Letting Your Students Create
According to author Marc Prensky in his book “Teaching Digital Natives” students are “eager to create and desire more diverse avenues for expression of what they have learned”. Prensky explains that we need to explore the possibilities of letting students develop new tools referred to as “nouns” in the book, uniquely demonstrating what they have learned and understand about a concept through answering guiding questions by research and design. Encountering this idea was a bit daunting for me as a teacher used to designing the lessons, instructing on content, and having control for the delivery of the learning (because that’s what teacher’s do). Shifting this personal paradigm, I have found (in baby steps) that giving up some of the control to the students and letting them become the technical experts in their chosen medium of expression can actually be freeing. It helped to know that according to Prensky, teachers don’t have to be able to use all of the tools or applications out there; it’s okay to let the students explore and use the nouns and possibly teach other classmates and their teachers how to use the tools.

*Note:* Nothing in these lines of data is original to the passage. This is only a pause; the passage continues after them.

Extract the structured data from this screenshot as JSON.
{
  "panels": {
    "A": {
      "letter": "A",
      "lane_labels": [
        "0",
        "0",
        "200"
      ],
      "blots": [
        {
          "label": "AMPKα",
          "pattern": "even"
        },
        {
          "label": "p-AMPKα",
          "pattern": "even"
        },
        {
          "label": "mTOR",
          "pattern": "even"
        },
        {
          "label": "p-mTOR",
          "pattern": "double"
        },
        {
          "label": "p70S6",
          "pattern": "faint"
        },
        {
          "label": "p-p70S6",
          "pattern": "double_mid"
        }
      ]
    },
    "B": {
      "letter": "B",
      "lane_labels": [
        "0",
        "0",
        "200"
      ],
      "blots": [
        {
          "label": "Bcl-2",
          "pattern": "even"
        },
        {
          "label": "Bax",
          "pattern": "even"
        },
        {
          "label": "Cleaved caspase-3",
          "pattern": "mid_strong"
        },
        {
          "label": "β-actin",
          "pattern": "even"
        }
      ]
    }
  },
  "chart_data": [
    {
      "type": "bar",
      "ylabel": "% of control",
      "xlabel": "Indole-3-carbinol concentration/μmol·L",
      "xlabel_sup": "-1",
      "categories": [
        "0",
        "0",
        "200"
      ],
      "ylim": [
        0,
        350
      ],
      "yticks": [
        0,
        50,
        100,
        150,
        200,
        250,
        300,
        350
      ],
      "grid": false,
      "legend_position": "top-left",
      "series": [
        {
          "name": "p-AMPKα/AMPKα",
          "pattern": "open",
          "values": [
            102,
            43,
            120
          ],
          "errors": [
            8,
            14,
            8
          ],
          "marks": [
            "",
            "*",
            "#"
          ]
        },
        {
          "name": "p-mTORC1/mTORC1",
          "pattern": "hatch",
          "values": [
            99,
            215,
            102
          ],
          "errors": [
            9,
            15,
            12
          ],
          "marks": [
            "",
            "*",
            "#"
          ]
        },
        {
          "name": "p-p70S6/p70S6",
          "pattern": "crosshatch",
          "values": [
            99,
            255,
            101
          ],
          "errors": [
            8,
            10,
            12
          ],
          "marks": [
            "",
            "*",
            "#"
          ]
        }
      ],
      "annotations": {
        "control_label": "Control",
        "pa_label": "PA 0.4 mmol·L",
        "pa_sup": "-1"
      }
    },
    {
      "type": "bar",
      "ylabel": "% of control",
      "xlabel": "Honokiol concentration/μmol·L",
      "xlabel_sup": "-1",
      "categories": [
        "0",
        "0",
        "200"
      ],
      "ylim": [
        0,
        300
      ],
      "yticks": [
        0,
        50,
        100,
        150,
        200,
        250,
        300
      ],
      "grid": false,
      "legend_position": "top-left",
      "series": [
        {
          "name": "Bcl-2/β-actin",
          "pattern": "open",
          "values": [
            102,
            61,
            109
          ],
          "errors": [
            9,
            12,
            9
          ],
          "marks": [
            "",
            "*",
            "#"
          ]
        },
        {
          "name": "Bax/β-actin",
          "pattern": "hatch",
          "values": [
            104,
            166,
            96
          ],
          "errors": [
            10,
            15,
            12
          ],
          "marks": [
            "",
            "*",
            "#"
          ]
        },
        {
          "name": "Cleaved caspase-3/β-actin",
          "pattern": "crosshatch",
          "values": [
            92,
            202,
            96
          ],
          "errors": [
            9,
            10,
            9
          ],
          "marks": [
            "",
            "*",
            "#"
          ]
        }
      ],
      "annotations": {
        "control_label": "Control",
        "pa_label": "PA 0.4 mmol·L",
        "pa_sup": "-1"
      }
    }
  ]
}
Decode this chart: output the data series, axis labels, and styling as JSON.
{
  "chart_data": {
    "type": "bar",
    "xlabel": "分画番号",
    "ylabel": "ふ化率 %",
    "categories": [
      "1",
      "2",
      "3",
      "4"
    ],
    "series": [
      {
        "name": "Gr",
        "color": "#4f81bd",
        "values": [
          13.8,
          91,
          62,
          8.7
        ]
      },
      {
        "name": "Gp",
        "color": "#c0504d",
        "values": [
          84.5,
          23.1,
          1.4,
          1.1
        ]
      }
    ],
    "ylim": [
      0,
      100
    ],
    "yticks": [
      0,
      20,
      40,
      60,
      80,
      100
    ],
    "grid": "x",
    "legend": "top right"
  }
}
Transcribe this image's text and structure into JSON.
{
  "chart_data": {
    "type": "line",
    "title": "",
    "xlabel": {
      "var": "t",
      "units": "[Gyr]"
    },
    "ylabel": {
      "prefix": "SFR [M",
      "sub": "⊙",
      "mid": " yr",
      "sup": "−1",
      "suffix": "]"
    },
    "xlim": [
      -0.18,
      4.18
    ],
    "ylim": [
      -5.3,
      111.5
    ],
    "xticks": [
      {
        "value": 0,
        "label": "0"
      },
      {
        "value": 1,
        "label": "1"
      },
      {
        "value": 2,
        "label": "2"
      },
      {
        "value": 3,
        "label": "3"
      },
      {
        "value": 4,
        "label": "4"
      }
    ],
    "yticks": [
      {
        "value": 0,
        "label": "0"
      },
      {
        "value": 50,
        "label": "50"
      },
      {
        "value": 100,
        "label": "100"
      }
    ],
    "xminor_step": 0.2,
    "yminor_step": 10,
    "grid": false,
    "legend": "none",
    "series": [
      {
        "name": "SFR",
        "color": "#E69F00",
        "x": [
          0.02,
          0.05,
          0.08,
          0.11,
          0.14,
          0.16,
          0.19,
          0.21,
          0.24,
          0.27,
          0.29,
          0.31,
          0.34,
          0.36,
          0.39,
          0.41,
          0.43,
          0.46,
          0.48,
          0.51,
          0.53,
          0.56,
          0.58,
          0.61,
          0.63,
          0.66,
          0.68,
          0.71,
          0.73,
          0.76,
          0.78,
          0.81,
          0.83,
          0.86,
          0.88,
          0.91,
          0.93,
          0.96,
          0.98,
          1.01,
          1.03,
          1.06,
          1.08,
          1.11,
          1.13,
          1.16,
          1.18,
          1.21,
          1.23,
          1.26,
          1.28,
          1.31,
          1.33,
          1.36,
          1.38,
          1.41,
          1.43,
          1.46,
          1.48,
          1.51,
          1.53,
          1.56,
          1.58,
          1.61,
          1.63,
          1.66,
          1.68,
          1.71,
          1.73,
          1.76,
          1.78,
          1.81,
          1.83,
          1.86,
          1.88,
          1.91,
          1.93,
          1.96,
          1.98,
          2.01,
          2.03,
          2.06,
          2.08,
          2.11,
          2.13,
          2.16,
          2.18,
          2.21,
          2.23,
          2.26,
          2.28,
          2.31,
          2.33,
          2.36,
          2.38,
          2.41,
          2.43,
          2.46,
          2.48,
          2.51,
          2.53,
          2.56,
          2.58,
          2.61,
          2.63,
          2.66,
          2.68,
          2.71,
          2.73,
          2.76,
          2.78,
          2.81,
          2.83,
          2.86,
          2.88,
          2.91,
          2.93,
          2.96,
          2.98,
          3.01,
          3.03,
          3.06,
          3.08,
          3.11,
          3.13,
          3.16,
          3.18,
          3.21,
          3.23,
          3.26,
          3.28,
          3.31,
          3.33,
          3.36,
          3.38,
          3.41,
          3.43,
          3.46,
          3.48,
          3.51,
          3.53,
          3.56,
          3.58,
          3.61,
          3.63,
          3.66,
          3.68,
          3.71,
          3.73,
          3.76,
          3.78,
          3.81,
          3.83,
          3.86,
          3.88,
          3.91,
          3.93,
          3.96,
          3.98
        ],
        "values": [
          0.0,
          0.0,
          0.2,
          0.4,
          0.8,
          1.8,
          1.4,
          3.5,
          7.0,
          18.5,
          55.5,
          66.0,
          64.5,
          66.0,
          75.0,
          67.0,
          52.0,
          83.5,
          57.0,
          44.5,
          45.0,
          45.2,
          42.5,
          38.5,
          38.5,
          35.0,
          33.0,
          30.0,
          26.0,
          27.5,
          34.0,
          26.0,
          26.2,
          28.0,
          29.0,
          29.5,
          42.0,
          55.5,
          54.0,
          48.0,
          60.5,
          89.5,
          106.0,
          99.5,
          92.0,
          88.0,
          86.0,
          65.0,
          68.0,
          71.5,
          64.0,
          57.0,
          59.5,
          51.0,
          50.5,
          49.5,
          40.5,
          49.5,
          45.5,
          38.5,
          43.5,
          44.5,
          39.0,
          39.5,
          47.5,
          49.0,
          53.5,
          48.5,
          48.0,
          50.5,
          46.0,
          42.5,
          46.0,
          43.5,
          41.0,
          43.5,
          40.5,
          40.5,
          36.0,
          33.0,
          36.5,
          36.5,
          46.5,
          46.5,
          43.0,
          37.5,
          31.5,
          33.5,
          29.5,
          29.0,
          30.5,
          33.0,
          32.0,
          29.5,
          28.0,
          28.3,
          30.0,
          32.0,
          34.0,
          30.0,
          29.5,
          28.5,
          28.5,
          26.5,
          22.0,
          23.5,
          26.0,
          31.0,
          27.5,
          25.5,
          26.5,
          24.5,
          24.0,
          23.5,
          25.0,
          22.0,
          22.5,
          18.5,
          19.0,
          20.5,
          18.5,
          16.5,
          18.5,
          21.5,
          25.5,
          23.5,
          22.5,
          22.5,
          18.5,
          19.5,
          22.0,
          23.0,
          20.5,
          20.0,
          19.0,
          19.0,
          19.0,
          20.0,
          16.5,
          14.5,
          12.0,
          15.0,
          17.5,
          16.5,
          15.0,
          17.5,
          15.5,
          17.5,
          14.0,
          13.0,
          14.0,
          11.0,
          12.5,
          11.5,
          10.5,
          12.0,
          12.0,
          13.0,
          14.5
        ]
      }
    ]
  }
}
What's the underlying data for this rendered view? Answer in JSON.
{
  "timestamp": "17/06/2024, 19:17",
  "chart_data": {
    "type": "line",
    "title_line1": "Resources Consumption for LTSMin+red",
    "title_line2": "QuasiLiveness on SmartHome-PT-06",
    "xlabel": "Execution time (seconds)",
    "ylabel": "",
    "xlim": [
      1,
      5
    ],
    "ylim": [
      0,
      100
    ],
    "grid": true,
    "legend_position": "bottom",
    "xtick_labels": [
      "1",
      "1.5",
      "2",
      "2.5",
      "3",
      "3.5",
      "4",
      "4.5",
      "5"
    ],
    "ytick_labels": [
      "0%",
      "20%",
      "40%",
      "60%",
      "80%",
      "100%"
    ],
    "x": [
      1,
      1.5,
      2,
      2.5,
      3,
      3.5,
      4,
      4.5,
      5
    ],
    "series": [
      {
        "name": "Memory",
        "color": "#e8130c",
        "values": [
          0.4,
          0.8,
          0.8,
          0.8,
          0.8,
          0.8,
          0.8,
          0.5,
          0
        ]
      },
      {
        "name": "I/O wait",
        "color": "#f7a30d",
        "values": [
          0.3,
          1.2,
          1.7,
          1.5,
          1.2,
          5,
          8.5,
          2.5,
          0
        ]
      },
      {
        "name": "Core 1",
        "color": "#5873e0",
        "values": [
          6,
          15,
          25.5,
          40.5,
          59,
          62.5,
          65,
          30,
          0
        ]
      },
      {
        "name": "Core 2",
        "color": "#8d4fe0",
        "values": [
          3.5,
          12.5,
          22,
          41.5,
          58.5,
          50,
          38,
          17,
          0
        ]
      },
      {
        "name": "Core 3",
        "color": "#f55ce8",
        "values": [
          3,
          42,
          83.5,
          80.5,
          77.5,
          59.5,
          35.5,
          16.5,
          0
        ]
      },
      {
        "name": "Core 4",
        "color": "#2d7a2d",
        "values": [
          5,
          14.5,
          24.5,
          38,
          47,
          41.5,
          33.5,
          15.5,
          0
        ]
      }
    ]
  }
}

A great idea he had was to create a list of possibilities for creation and posting the list on a school web or class blog site. Prensky also emphasizes allowing students to join a world conversation by encouraging students to publish to different mediums. By publishing to this world wide audience, the bar raises for the students who now are responsible for communicating what they know to a world wide peer group. He terms this as “creating to their maximum capacity”.
By providing the guiding questions for learning, and allowing students to create, students are given more choice, a second essential step for the partnering method to succeed. This means that we need to ask them for feedback and input on how best to design the lessons. The goal is that they will then take more ownership in the ideas, choices and outcomes. No matter what, Prensky states that you will always have slackers that will shrug off group assignments and collaboration style work. To counter this, he suggests possibly putting the slackers together and letting them exceed expectations together. In my own classroom, I have seen that when I put less motivated students together, they will usually surprise me by pushing each other so they will not be shown up by other groups.